A ces principes, je rajouterais ces paroles tirées du livre de Ruth Ehrhardt (The Basic Needs of a Woman in Labor), sage-femme sud-africaine :

  • Entrer en travail est similaire au tomber dans le sommeil : les deux états ne peuvent pas être forcés ! Ils arrivent naturellement et parfois quand on l’attend le moins. On ne peut pas décider quand s’endormir ni quand entrer en travail d’accouchement. Par contre, on peut rendre difficile pour chacun de se dérouler facilement et efficacement. Le travail d’accouchement est comme le sommeil car nous avons besoin des mêmes conditions pour entrer dans ces deux états : nous avons besoin de nous sentir en sécurité, de chaleur, de relaxation.  Nous avons besoin d’être dans un environnement confortable, libre de toute pression, anxiété ou peur.
  • Pour que le travail soit efficace et que les sphincters fassent leur travail,  il ne faut pas déranger la femme :

-S’il y a une question à poser il est préférable qu’elle soit demandée au papa ou à la doula.

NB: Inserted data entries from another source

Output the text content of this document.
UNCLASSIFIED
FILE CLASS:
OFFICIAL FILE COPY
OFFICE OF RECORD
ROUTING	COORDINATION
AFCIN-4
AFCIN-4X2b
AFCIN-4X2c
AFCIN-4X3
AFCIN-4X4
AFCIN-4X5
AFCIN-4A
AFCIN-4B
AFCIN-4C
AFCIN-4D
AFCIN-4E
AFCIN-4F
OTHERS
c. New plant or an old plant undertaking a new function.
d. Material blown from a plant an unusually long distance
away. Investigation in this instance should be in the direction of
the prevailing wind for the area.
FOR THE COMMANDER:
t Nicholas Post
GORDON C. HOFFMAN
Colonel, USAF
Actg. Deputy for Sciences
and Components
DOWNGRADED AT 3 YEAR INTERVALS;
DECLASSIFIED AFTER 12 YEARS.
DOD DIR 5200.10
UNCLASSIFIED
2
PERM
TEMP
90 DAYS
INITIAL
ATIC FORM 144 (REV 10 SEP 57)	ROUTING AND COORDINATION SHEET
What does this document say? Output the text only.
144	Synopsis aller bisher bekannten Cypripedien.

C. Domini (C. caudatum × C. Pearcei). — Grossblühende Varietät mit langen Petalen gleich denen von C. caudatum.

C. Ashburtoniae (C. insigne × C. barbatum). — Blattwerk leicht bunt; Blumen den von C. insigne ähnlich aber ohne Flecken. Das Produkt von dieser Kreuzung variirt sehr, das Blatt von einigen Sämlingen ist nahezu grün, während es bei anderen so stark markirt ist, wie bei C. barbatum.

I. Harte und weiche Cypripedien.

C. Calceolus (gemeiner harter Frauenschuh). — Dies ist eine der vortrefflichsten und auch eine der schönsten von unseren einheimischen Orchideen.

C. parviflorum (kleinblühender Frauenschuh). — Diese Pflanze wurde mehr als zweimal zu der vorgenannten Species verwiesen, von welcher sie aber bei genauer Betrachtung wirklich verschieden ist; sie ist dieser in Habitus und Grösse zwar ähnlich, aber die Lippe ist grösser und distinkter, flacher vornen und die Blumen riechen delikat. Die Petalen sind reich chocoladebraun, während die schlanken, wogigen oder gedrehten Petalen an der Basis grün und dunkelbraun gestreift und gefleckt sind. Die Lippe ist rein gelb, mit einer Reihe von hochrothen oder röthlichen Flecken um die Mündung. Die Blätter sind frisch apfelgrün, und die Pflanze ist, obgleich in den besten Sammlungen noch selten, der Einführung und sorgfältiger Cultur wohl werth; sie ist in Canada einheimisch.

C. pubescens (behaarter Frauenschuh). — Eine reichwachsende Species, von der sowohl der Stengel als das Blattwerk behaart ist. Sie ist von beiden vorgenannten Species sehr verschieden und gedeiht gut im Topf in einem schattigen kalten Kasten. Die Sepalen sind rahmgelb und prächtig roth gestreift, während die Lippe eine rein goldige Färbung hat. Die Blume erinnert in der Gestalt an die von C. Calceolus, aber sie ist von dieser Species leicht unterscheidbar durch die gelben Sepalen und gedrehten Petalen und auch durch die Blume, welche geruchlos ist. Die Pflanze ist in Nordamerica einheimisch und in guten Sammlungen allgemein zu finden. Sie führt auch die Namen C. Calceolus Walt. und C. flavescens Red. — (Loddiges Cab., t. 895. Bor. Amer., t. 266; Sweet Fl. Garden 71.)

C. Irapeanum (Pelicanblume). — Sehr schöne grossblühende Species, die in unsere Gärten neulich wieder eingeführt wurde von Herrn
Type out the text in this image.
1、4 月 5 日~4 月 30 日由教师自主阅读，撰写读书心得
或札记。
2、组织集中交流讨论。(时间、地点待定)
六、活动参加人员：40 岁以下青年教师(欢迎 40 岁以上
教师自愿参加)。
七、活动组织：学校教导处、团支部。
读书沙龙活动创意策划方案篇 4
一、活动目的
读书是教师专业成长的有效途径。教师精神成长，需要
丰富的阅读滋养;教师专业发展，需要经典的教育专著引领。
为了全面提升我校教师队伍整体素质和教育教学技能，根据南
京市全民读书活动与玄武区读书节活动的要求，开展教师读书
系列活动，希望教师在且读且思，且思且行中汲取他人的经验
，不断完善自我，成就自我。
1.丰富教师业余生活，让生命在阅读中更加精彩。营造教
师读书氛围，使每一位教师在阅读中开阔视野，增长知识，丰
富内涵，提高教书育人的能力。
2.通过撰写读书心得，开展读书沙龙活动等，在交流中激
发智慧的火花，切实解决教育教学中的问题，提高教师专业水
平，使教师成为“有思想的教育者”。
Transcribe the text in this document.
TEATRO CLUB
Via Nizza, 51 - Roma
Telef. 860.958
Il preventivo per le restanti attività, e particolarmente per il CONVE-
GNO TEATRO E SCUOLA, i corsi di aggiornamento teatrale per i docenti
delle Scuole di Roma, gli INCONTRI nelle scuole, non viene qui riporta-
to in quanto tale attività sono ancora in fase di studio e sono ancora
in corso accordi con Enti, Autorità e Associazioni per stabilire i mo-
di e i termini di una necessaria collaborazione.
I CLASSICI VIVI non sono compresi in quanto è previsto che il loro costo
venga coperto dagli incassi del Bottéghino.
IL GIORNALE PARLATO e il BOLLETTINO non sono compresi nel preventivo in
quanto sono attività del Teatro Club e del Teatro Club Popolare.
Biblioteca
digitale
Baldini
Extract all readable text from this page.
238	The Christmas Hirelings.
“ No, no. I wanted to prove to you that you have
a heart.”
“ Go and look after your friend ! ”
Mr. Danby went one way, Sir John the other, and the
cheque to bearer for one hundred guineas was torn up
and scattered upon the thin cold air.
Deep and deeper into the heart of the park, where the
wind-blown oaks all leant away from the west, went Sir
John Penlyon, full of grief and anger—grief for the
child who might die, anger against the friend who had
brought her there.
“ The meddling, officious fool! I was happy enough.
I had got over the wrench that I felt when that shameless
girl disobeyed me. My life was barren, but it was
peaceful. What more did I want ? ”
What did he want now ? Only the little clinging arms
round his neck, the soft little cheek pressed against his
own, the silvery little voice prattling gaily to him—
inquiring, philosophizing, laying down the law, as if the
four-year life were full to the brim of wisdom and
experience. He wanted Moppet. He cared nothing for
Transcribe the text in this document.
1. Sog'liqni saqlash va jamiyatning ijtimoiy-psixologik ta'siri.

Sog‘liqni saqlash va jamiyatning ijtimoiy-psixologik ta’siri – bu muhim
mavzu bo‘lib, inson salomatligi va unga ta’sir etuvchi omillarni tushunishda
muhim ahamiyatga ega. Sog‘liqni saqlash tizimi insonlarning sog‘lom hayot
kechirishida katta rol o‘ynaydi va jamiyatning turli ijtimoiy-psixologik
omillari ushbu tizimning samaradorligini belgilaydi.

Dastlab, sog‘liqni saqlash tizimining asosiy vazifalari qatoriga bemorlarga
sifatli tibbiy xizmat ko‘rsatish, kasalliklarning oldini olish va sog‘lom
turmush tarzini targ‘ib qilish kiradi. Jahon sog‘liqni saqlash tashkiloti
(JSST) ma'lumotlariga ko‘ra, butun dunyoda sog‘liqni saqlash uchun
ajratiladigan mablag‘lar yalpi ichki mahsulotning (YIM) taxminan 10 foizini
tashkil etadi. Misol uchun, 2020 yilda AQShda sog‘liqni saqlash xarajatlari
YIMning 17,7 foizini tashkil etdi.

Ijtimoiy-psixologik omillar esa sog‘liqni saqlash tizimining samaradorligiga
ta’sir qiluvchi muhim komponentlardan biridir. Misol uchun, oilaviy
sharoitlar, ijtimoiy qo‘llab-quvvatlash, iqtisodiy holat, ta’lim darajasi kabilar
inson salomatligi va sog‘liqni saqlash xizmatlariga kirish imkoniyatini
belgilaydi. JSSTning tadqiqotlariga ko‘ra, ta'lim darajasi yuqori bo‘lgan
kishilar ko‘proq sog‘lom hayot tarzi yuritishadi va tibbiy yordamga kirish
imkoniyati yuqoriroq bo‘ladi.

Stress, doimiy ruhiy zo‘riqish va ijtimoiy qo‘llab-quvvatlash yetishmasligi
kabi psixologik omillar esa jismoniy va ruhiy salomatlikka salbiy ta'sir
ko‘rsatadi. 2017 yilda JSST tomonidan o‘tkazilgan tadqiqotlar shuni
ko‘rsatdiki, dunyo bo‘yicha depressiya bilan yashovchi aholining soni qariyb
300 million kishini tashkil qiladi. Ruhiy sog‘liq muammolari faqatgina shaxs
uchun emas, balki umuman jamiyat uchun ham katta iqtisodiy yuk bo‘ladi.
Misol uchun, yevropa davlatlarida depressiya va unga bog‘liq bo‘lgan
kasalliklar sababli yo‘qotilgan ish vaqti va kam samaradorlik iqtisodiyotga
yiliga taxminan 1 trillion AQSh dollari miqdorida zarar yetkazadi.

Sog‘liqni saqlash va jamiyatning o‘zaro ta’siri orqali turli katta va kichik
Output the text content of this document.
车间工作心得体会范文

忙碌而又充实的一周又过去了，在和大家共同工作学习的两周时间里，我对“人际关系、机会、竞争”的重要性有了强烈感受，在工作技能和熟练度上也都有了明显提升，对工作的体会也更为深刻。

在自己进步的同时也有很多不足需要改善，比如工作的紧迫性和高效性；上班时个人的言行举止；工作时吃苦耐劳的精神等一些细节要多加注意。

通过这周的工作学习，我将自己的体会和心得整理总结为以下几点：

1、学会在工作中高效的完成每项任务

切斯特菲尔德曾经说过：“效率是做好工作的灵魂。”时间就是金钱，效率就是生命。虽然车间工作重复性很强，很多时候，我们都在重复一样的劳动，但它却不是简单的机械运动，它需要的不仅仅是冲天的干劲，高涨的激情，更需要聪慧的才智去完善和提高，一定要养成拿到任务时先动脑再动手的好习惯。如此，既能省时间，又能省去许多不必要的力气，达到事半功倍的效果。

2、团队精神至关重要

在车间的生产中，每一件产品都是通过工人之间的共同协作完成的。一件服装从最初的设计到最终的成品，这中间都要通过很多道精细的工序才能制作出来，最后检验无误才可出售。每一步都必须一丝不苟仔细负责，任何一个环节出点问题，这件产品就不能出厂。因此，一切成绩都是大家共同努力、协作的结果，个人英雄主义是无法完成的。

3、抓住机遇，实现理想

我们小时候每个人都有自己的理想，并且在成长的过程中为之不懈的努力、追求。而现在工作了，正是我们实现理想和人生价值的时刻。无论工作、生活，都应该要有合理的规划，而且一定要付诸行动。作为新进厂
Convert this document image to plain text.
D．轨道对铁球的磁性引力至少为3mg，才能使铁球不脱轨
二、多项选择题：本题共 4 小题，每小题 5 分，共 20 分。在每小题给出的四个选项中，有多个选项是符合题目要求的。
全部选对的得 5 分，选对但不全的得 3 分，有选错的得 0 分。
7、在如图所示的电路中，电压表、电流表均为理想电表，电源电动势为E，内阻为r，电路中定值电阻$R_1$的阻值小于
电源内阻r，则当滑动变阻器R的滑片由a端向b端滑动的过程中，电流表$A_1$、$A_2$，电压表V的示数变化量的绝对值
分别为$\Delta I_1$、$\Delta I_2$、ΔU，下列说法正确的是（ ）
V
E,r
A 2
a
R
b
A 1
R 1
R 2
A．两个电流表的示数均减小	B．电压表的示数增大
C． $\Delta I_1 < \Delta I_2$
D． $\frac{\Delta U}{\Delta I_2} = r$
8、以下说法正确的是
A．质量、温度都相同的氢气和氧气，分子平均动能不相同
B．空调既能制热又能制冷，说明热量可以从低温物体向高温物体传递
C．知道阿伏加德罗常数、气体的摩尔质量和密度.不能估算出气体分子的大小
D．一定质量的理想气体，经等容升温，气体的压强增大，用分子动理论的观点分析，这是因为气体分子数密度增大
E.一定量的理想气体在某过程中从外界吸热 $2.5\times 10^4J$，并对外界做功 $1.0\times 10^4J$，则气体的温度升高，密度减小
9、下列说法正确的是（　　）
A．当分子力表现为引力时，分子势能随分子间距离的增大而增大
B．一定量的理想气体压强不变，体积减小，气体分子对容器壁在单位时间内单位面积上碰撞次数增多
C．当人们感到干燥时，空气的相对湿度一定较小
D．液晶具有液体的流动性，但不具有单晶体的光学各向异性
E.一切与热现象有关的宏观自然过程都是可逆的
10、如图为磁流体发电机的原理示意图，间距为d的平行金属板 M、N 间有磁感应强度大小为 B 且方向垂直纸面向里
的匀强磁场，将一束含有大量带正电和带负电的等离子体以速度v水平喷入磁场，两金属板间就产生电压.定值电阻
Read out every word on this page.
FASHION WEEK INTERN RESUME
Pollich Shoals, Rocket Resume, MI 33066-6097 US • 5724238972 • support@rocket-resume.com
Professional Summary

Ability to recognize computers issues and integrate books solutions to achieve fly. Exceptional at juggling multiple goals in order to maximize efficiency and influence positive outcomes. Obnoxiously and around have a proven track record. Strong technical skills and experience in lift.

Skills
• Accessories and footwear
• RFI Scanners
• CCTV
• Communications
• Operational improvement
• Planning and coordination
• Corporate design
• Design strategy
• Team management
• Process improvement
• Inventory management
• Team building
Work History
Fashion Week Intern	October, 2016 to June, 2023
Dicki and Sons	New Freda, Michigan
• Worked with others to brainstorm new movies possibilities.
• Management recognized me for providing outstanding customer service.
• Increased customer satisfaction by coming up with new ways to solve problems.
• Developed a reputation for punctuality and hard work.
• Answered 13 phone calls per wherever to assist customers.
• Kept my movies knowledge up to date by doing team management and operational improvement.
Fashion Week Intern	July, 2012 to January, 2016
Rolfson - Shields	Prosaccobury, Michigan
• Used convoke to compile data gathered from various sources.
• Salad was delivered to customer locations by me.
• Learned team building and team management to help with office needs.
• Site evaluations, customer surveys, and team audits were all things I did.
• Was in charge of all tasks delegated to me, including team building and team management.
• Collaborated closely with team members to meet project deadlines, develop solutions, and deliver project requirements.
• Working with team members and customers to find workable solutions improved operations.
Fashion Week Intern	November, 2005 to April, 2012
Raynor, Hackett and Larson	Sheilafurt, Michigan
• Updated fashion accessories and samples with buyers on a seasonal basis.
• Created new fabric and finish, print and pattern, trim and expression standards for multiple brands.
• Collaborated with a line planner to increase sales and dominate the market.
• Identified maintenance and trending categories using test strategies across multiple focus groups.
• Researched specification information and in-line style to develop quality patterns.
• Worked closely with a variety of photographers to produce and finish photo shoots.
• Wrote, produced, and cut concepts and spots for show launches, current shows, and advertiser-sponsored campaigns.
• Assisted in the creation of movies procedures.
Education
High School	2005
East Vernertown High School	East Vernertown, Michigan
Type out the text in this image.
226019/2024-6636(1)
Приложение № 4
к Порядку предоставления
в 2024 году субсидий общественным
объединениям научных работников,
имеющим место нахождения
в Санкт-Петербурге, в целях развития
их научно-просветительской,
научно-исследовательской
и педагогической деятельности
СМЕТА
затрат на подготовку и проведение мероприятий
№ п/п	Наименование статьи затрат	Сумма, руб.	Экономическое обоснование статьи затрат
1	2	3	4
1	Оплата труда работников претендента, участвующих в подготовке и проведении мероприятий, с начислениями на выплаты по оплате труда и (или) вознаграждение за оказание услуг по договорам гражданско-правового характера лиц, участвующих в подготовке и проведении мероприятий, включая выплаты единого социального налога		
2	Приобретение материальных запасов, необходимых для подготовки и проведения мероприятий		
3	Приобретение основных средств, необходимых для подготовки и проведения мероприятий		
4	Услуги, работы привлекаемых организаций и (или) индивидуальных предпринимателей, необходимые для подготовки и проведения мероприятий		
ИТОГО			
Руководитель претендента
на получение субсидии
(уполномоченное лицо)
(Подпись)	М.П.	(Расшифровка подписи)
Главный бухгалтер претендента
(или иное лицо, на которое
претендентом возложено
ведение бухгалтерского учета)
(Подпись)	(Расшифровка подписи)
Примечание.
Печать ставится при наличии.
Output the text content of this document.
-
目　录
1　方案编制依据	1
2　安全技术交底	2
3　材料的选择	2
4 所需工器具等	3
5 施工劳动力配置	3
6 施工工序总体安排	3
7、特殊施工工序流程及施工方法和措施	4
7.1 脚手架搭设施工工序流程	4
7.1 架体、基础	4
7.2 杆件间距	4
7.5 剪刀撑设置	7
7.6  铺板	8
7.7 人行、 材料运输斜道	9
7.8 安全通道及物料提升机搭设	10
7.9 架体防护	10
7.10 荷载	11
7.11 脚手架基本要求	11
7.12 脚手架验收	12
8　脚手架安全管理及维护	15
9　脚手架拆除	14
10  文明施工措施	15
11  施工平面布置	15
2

-Le monitoring continu est à proscrire en cas de grossesse normale, il est néfaste car dérange la femme et l’empêche d’être libre de ses mouvements.

-S’il y a un besoin de toucher vaginal, il est préférable de ne pas partager à la femme les détails de la dilatation et de la position du bébé. Cela dérange la femme, la sort de sa bulle (cortex archaïque) et la remet dans l’intellect et la raison (néocortex). C’est donc à l’opposé de ce qu’a besoin une femme pour accoucher. C’est ce que j’ai vécu et j’en suis très heureuse. Je n’ai appris ma dilatation que quand j’étais à 9 cm. J’ai pu rester tranquillement dans ma bulle sans être dérangée.

-Il faut éviter de proposer à la femme des antidouleurs (péridurale…). Si elle en veut, elle le demandera elle-même.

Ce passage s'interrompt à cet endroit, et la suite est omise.